This year’s Hopwood Underclassmen Awards Ceremony, held yesterday at Rackham Auditorium, not only celebrated the bottomless pool of young talent thriving at the University, but also marked a return to the University for the event’s guest speaker, poet Alice Fulton.
Fulton, currently a professor of English at Cornell University, taught creative writing at the University from 1983 through 2001.

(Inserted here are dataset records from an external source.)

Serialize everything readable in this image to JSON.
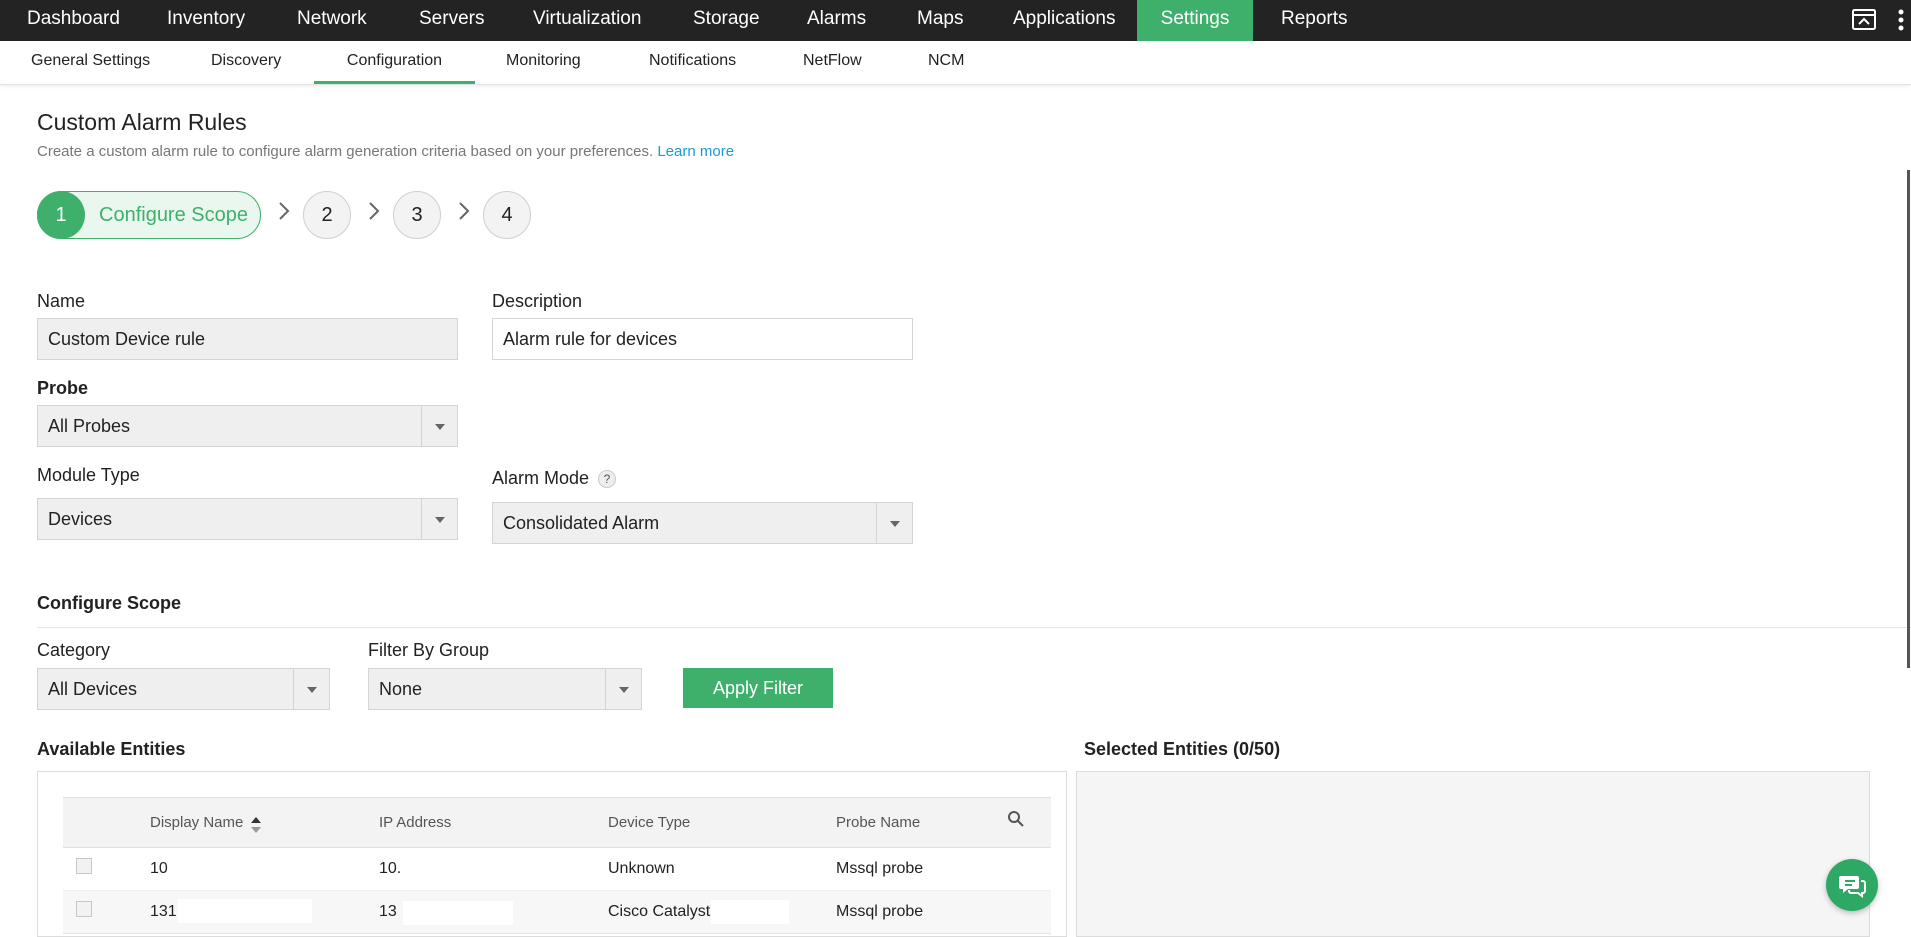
{
  "topnav": {
    "tabs": [
      {
        "label": "Dashboard"
      },
      {
        "label": "Inventory"
      },
      {
        "label": "Network"
      },
      {
        "label": "Servers"
      },
      {
        "label": "Virtualization"
      },
      {
        "label": "Storage"
      },
      {
        "label": "Alarms"
      },
      {
        "label": "Maps"
      },
      {
        "label": "Applications"
      },
      {
        "label": "Settings"
      },
      {
        "label": "Reports"
      }
    ],
    "active_tab": "Settings",
    "accent_color": "#3fb06c"
  },
  "subnav": {
    "tabs": [
      {
        "label": "General Settings"
      },
      {
        "label": "Discovery"
      },
      {
        "label": "Configuration"
      },
      {
        "label": "Monitoring"
      },
      {
        "label": "Notifications"
      },
      {
        "label": "NetFlow"
      },
      {
        "label": "NCM"
      }
    ],
    "active_tab": "Configuration"
  },
  "page": {
    "title": "Custom Alarm Rules",
    "subtitle": "Create a custom alarm rule to configure alarm generation criteria based on your preferences.",
    "learn_more": "Learn more"
  },
  "wizard": {
    "steps": [
      {
        "num": "1",
        "label": "Configure Scope"
      },
      {
        "num": "2"
      },
      {
        "num": "3"
      },
      {
        "num": "4"
      }
    ]
  },
  "form": {
    "name_label": "Name",
    "name_value": "Custom Device rule",
    "description_label": "Description",
    "description_value": "Alarm rule for devices",
    "probe_label": "Probe",
    "probe_value": "All Probes",
    "module_type_label": "Module Type",
    "module_type_value": "Devices",
    "alarm_mode_label": "Alarm Mode",
    "alarm_mode_help": "?",
    "alarm_mode_value": "Consolidated Alarm"
  },
  "scope": {
    "title": "Configure Scope",
    "category_label": "Category",
    "category_value": "All Devices",
    "filter_group_label": "Filter By Group",
    "filter_group_value": "None",
    "apply_button": "Apply Filter"
  },
  "available": {
    "title": "Available Entities",
    "columns": [
      "Display Name",
      "IP Address",
      "Device Type",
      "Probe Name"
    ],
    "rows": [
      {
        "display": "10",
        "ip": "10.",
        "type": "Unknown",
        "probe": "Mssql probe"
      },
      {
        "display": "131",
        "ip": "13",
        "type": "Cisco Catalyst",
        "probe": "Mssql probe"
      }
    ]
  },
  "selected": {
    "title": "Selected Entities (0/50)"
  },
  "icons": {
    "top_right_1": "window-icon",
    "top_right_2": "kebab-menu-icon",
    "chat": "chat-icon",
    "search": "search-icon",
    "sort": "sort-icon"
  }
}
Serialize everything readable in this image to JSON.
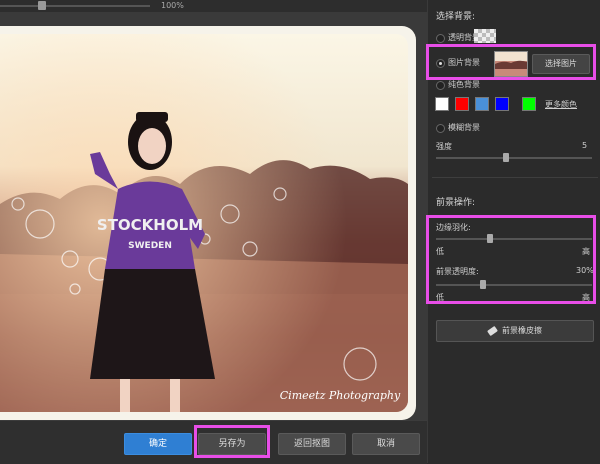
{
  "zoom": {
    "value_label": "100%"
  },
  "background": {
    "section_title": "选择背景:",
    "options": [
      {
        "label": "透明背景",
        "selected": false
      },
      {
        "label": "图片背景",
        "selected": true
      },
      {
        "label": "纯色背景",
        "selected": false
      },
      {
        "label": "模糊背景",
        "selected": false
      }
    ],
    "choose_image_label": "选择图片",
    "solid_colors": [
      "#ffffff",
      "#ff0000",
      "#4a90d9",
      "#0000ff",
      "#00ff00"
    ],
    "more_colors_label": "更多颜色",
    "blur_strength": {
      "label": "强度",
      "value": "5"
    }
  },
  "foreground": {
    "section_title": "前景操作:",
    "feather": {
      "label": "边缘羽化:",
      "min_label": "低",
      "max_label": "高"
    },
    "opacity": {
      "label": "前景透明度:",
      "value": "30%",
      "min_label": "低",
      "max_label": "高"
    },
    "eraser_label": "前景橡皮擦"
  },
  "actions": {
    "ok": "确定",
    "save_as": "另存为",
    "back": "返回抠图",
    "cancel": "取消"
  },
  "photo": {
    "shirt_text_top": "STOCKHOLM",
    "shirt_text_bottom": "SWEDEN",
    "watermark": "Cimeetz Photography"
  }
}
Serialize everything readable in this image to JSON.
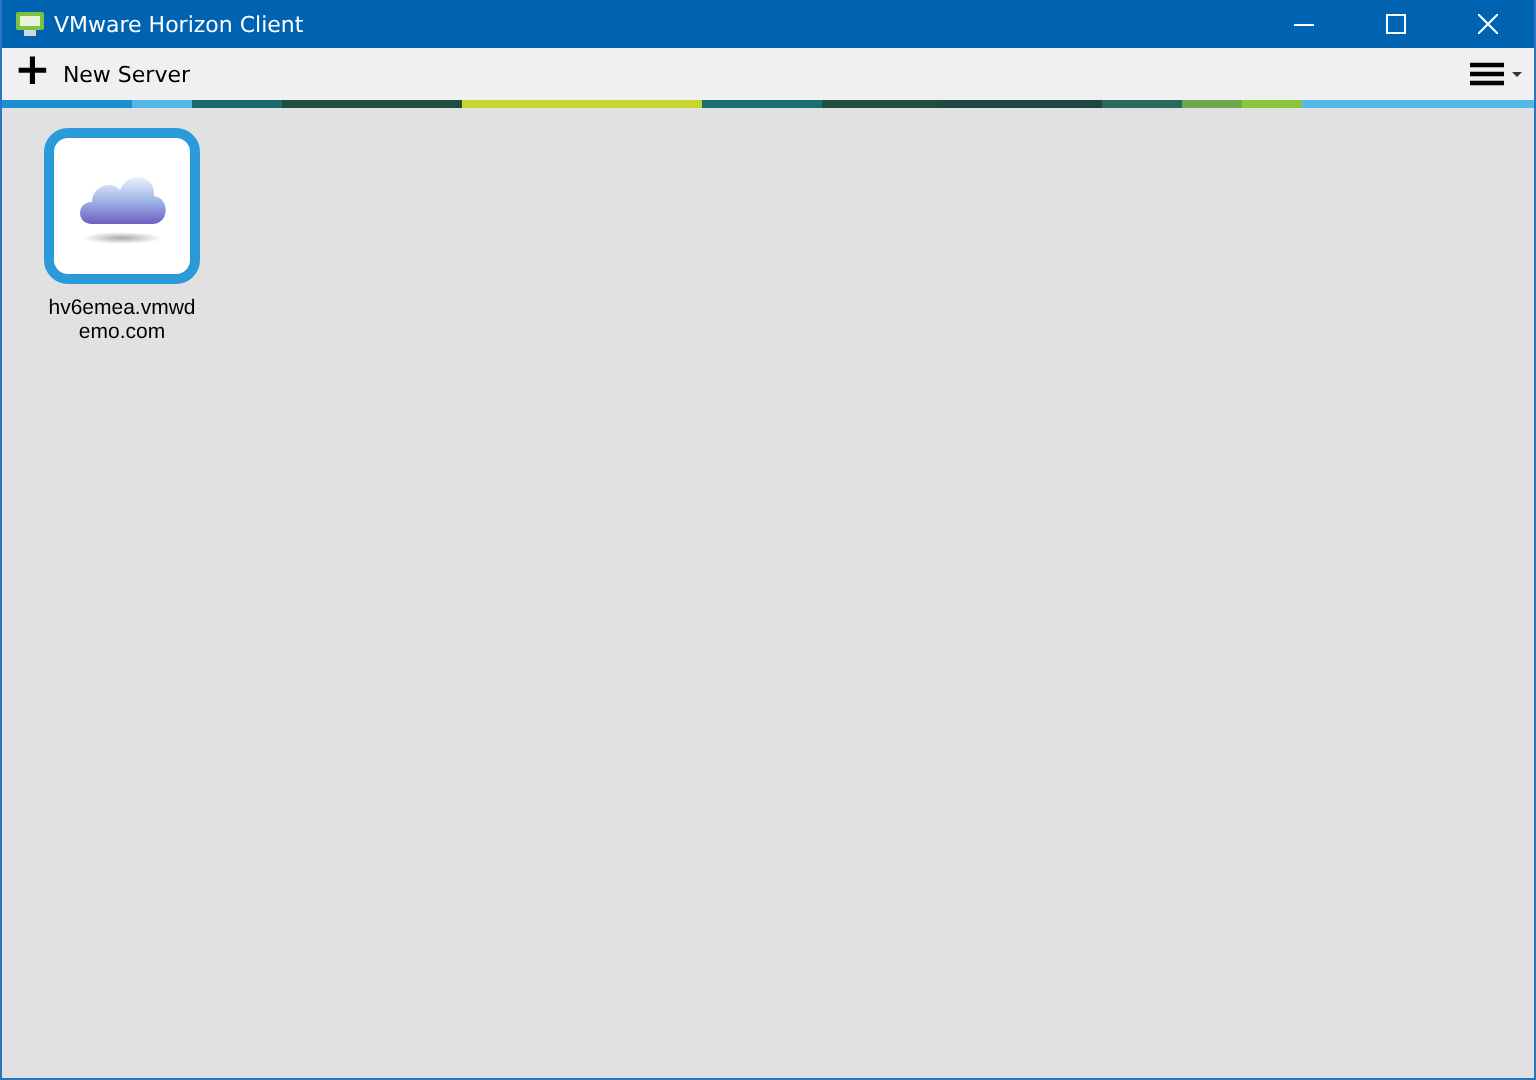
{
  "window": {
    "title": "VMware Horizon Client"
  },
  "toolbar": {
    "new_server": {
      "icon": "+",
      "label": "New Server"
    }
  },
  "servers": [
    {
      "name": "hv6emea.vmwdemo.com",
      "selected": true
    }
  ]
}
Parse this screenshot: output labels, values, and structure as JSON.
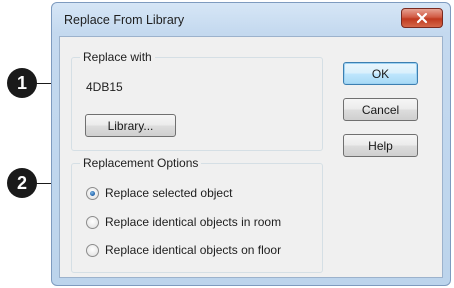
{
  "window": {
    "title": "Replace From Library",
    "close_glyph": "✕"
  },
  "replace_with": {
    "legend": "Replace with",
    "value": "4DB15",
    "library_button": "Library..."
  },
  "actions": {
    "ok": "OK",
    "cancel": "Cancel",
    "help": "Help"
  },
  "replacement_options": {
    "legend": "Replacement Options",
    "options": [
      {
        "label": "Replace selected object",
        "selected": true
      },
      {
        "label": "Replace identical objects in room",
        "selected": false
      },
      {
        "label": "Replace identical objects on floor",
        "selected": false
      }
    ]
  },
  "callouts": [
    "1",
    "2"
  ],
  "colors": {
    "title_bar": "#c4d9ef",
    "close_button": "#c0391f",
    "default_button_border": "#3c7fb1",
    "radio_selected": "#1c5fa8",
    "callout": "#1a1a1a"
  }
}
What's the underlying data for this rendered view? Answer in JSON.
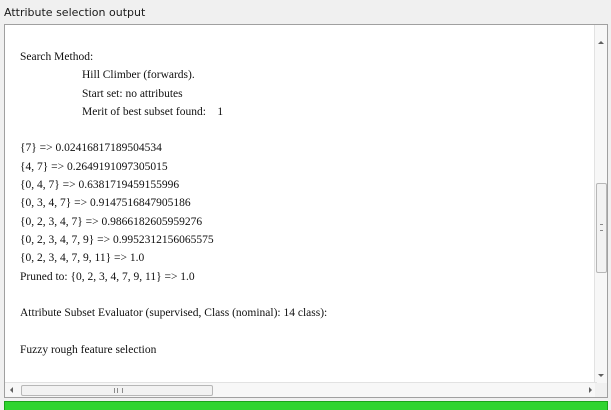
{
  "panel": {
    "title": "Attribute selection output"
  },
  "output": {
    "search_method_heading": "Search Method:",
    "method_name": "Hill Climber (forwards).",
    "start_set": "Start set: no attributes",
    "merit": "Merit of best subset found:    1",
    "subsets": [
      "{7} => 0.02416817189504534",
      "{4, 7} => 0.2649191097305015",
      "{0, 4, 7} => 0.6381719459155996",
      "{0, 3, 4, 7} => 0.9147516847905186",
      "{0, 2, 3, 4, 7} => 0.9866182605959276",
      "{0, 2, 3, 4, 7, 9} => 0.9952312156065575",
      "{0, 2, 3, 4, 7, 9, 11} => 1.0"
    ],
    "pruned": "Pruned to: {0, 2, 3, 4, 7, 9, 11} => 1.0",
    "evaluator": "Attribute Subset Evaluator (supervised, Class (nominal): 14 class):",
    "evaluator_name": "Fuzzy rough feature selection"
  },
  "status": {
    "color": "#2fd42f"
  }
}
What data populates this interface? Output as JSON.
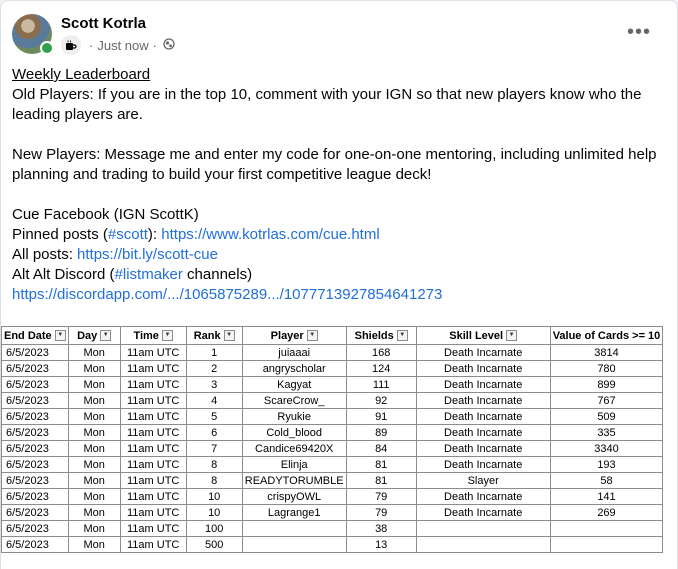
{
  "post": {
    "author": "Scott Kotrla",
    "time": "Just now",
    "separator": "·",
    "icons": {
      "coffee": "coffee-icon",
      "audience": "globe-icon",
      "more": "more-options-icon"
    },
    "lines": {
      "heading": "Weekly Leaderboard",
      "old_players": "Old Players: If you are in the top 10, comment with your IGN so that new players know who the leading players are.",
      "new_players": "New Players: Message me and enter my code for one-on-one mentoring, including unlimited help planning and trading to build your first competitive league deck!",
      "cue_facebook": "Cue Facebook (IGN ScottK)",
      "pinned_prefix": "Pinned posts (",
      "pinned_hashtag": "#scott",
      "pinned_mid": "): ",
      "pinned_link": "https://www.kotrlas.com/cue.html",
      "all_prefix": "All posts: ",
      "all_link": "https://bit.ly/scott-cue",
      "alt_prefix": "Alt Alt Discord (",
      "alt_hashtag": "#listmaker",
      "alt_suffix": " channels)",
      "discord_link": "https://discordapp.com/.../1065875289.../1077713927854641273"
    }
  },
  "sheet": {
    "columns": [
      "End Date",
      "Day",
      "Time",
      "Rank",
      "Player",
      "Shields",
      "Skill Level",
      "Value of Cards >= 10"
    ],
    "filter_icons": [
      "filter-active",
      "filter-active",
      "filter-active",
      "dropdown",
      "dropdown",
      "dropdown",
      "dropdown",
      ""
    ],
    "rows": [
      [
        "6/5/2023",
        "Mon",
        "11am UTC",
        "1",
        "juiaaai",
        "168",
        "Death Incarnate",
        "3814"
      ],
      [
        "6/5/2023",
        "Mon",
        "11am UTC",
        "2",
        "angryscholar",
        "124",
        "Death Incarnate",
        "780"
      ],
      [
        "6/5/2023",
        "Mon",
        "11am UTC",
        "3",
        "Kagyat",
        "111",
        "Death Incarnate",
        "899"
      ],
      [
        "6/5/2023",
        "Mon",
        "11am UTC",
        "4",
        "ScareCrow_",
        "92",
        "Death Incarnate",
        "767"
      ],
      [
        "6/5/2023",
        "Mon",
        "11am UTC",
        "5",
        "Ryukie",
        "91",
        "Death Incarnate",
        "509"
      ],
      [
        "6/5/2023",
        "Mon",
        "11am UTC",
        "6",
        "Cold_blood",
        "89",
        "Death Incarnate",
        "335"
      ],
      [
        "6/5/2023",
        "Mon",
        "11am UTC",
        "7",
        "Candice69420X",
        "84",
        "Death Incarnate",
        "3340"
      ],
      [
        "6/5/2023",
        "Mon",
        "11am UTC",
        "8",
        "Elinja",
        "81",
        "Death Incarnate",
        "193"
      ],
      [
        "6/5/2023",
        "Mon",
        "11am UTC",
        "8",
        "READYTORUMBLE",
        "81",
        "Slayer",
        "58"
      ],
      [
        "6/5/2023",
        "Mon",
        "11am UTC",
        "10",
        "crispyOWL",
        "79",
        "Death Incarnate",
        "141"
      ],
      [
        "6/5/2023",
        "Mon",
        "11am UTC",
        "10",
        "Lagrange1",
        "79",
        "Death Incarnate",
        "269"
      ],
      [
        "6/5/2023",
        "Mon",
        "11am UTC",
        "100",
        "",
        "38",
        "",
        ""
      ],
      [
        "6/5/2023",
        "Mon",
        "11am UTC",
        "500",
        "",
        "13",
        "",
        ""
      ]
    ]
  },
  "colors": {
    "link": "#216fdb",
    "online": "#31a24c",
    "meta": "#65676b"
  }
}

English professor and former director of the Hopwood Awards program Nicholas Delbanco presided over the ceremony, sparing only a few sentences outlining the legacy of the Hopwood Awards. There are three Hopwood underclassman categories: essay, fiction and poetry. Presented along with the Hopwoods, five different fellowships make up another substantial list of awards. A total of $21,750 in awards was presented in the span of 30 minutes.
In the essay competition, RC freshman Beenish Ahmed was awarded $1,500 in the essay category with a piece titled “Because I Swallowed an Ocean.” LSA sophomore and Michigan Daily reporter C. C. Song earned $1,250 in the fiction category for her short story “Grace.” RC sophomore and Daily reporter Karl Stampfl took home three awards totaling $4,300, which included $1,000 in poetry, $800 in the fiction category and $2,500 from the Roy W. Cowden Memorial Fellowship.
The second-and third-place winners in the essay category, LSA sophomore Geoffrey George and RC sophomore Alison Heeres, both submitted papers that were originally conceived in Residential College Prof. Leslie Stainton’s course, Creative Adaptation.
The awards ceremony lasted less than an hour. Delbanco introduced his former colleague, Alice Fulton, with select but warmhearted remarks, describing her as possessing “an unflagging ambition” and her work as something that “stands somehow outside of time.”
Fulton received her Master of Fine Arts from Cornell in 1982, and less than a decade later won a MacArthur Foundation fellowship for her poetry. Her best-known collection of poetry is “Felt,” which won her the 2003 Bobbitt National Prize for Poetry from the Library of Congress.
She read numerous selections of her work from several different books, their topics ranging from embarrassment to religious experiences. She was emphatic in her encouragement to those who were not graced with an award, explaining that, “Perseverance is nine-tenths of being a writer.”